Batches: the batches need to be set carefully as a batch size that is too small would make the service block too easily if there is a large amount of workers. A batch size that is too large could result in the service taking too long to receive and write the bacth to disk, which would again block the service. Ideally, one should set the batch size to a reasonable size that would give the service enough processing time given the number of workers. This sounds like a very dark art, but unless you are using a worker pool of many tens or even hundreds of workers (or very large data items), you can just use the default value of 100 and not worry about it.
Rquests: we alleviate the possible wrong “guessing” of the batch size by simply retying the requests several times. This is built into the client and generally you don’t need to worry about it unless you feel you need to force a particular number of retries.
Data formats¶
Currently, Planchet supports reading and writing only in two data formats: JSONL and CSV. However, new readers and writers can be added in the io module if they have the following signatures:
class MyReader:
def __init__(self, meta_data: Dict):
# The content of the metadata dictionary is not controlled.
# You need to make sure that you pass the correct parameters to
# your reader.
def __call__(self, batch_size: int) -> List:
# This method should return a list of items. The list should be
# of length equal to the batch_size parameter.
class MyWriter:
def __init__(self, meta_data: Dict):
# The content of the metadata dictionary is not controlled.
# You need to make sure that you pass the correct parameters to
# your writer.
def __call__(self, data: List):
# This method takes a list of items and writes them to disk.
As you can see, the reading/writing is not really constrained in any way. In fact, you can easily implement your own classes that read and write from/to a database, for example (probably won’t work in docker unless you add the appropriate dependencies though 🤭).
Data directories¶
Planchet can access anything the user it run under can. This means that if you
run it on the bare metal and point it to a file, it will find it. If you are
using docker, however, you will need to mount a directory into the container
so the path to that file will change. By default docker will mount .data/
in the Planchet directory to /data
in the container. Make sure that you
get this right as the client will not complain in a very useful way.
Security¶
As stated a few times in this documentation: Planchet is not a production tool. The main reason for that is that it easily exposes the host to external jobs. The considerations are different in the different ways of running Planchet.
🐳 Docker: when you run the service using docker, you are essentially giving complete access to anything in the container to Planchet. Anything can be read and re-written using a job. The good thing is that you probably won’t have anything useful in that container 🤷♂️.

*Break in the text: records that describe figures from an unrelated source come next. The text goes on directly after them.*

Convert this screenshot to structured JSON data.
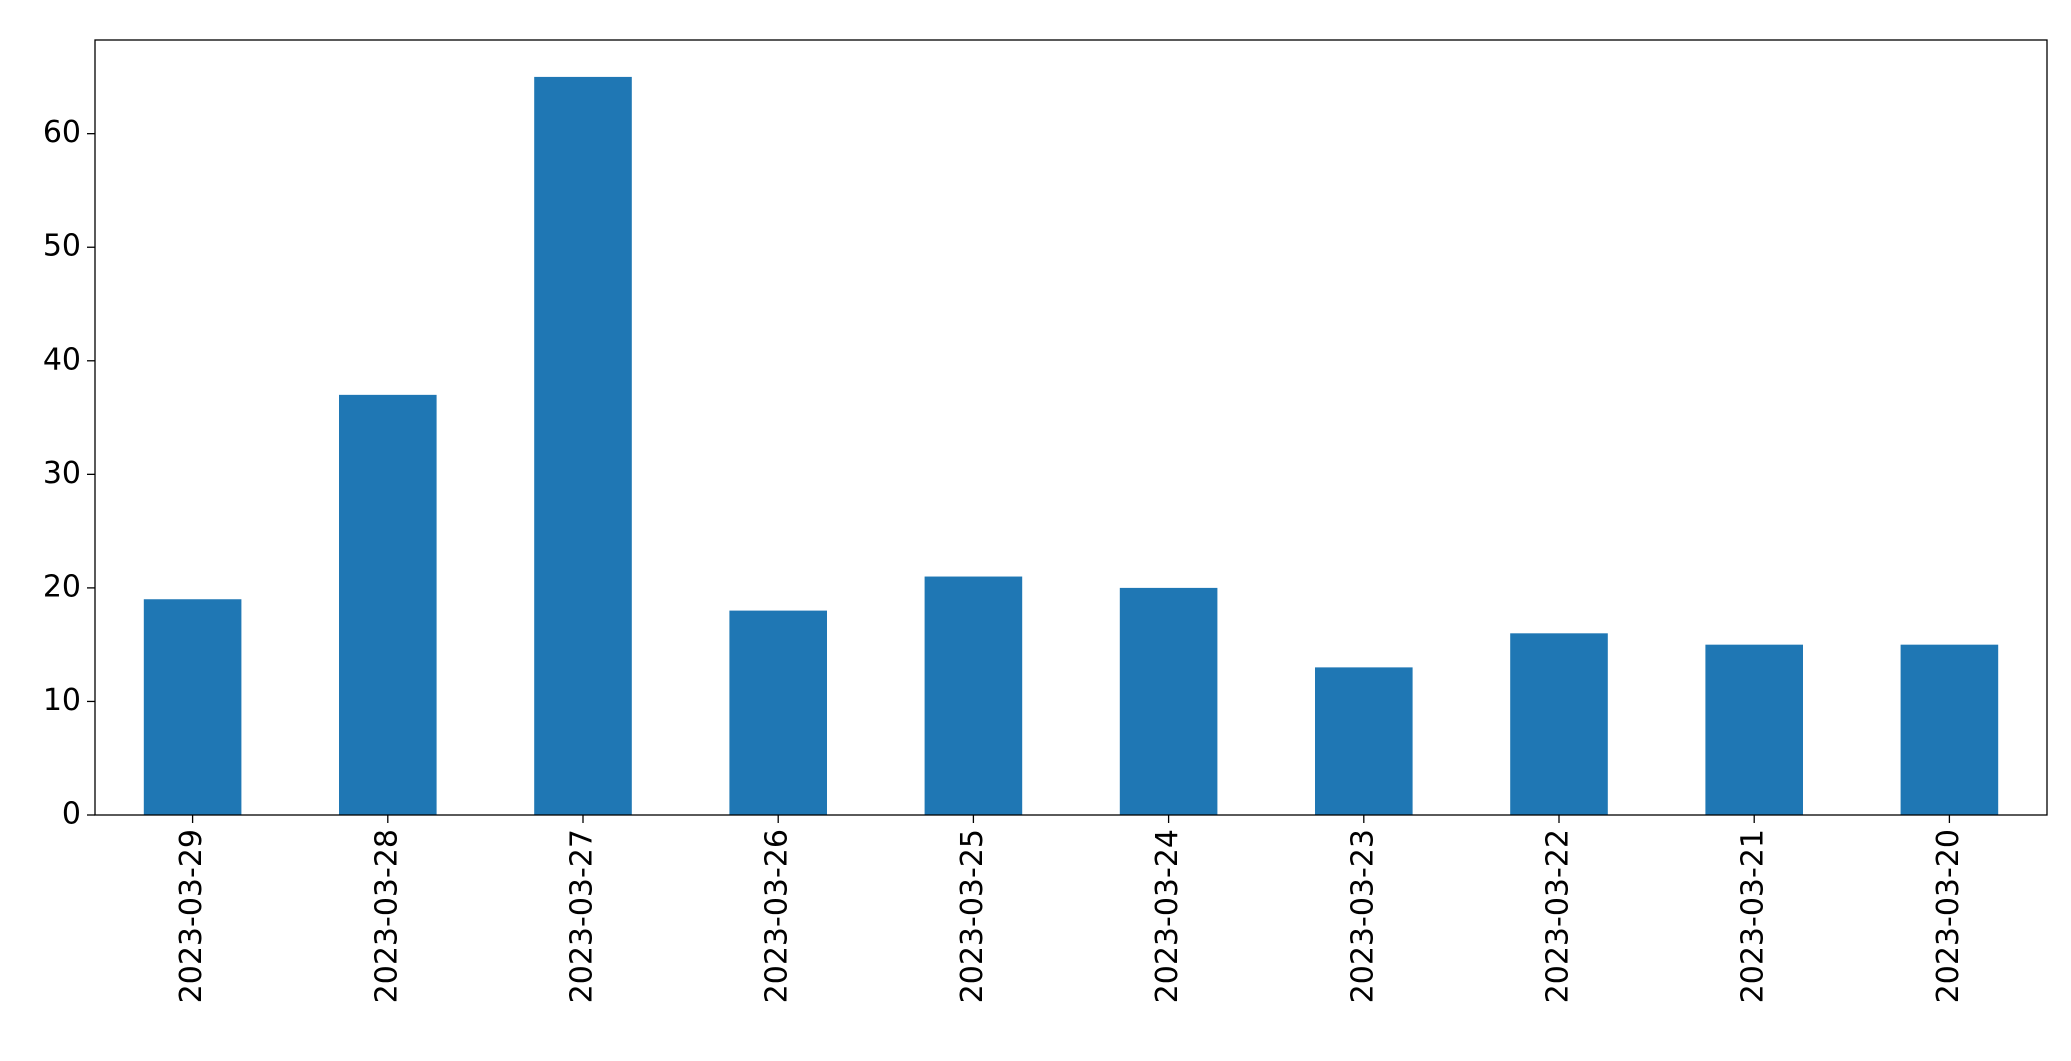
{
  "chart_data": {
    "type": "bar",
    "categories": [
      "2023-03-29",
      "2023-03-28",
      "2023-03-27",
      "2023-03-26",
      "2023-03-25",
      "2023-03-24",
      "2023-03-23",
      "2023-03-22",
      "2023-03-21",
      "2023-03-20"
    ],
    "values": [
      19,
      37,
      65,
      18,
      21,
      20,
      13,
      16,
      15,
      15
    ],
    "color": "#1f77b4",
    "ylim": [
      0,
      68.25
    ],
    "yticks": [
      0,
      10,
      20,
      30,
      40,
      50,
      60
    ],
    "grid": false
  }
}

🐻🤘 Bare metal: when you simply run Planchet using the make run
route,
you will give Planchet (and its users) exactly the same access to the system
as the user you are doing it with. You may want to set up a special user
to protect your system (see
this
for inspiration), but you should also remember to include possible data sources
and output destinations into its permissions.
Debugging¶
As a fairly young project, Planchet is not great at telling you want’s wrong.
You will probably run into some trouble at some point, so instead of feeling
silly, go and read the logs. For docker you can use
docker logs -f <planchet-container>
to read the output of the system as
requests are coming in. If you are running it on the bare metal, well it’s
probably where you’re running it 🤷♂️.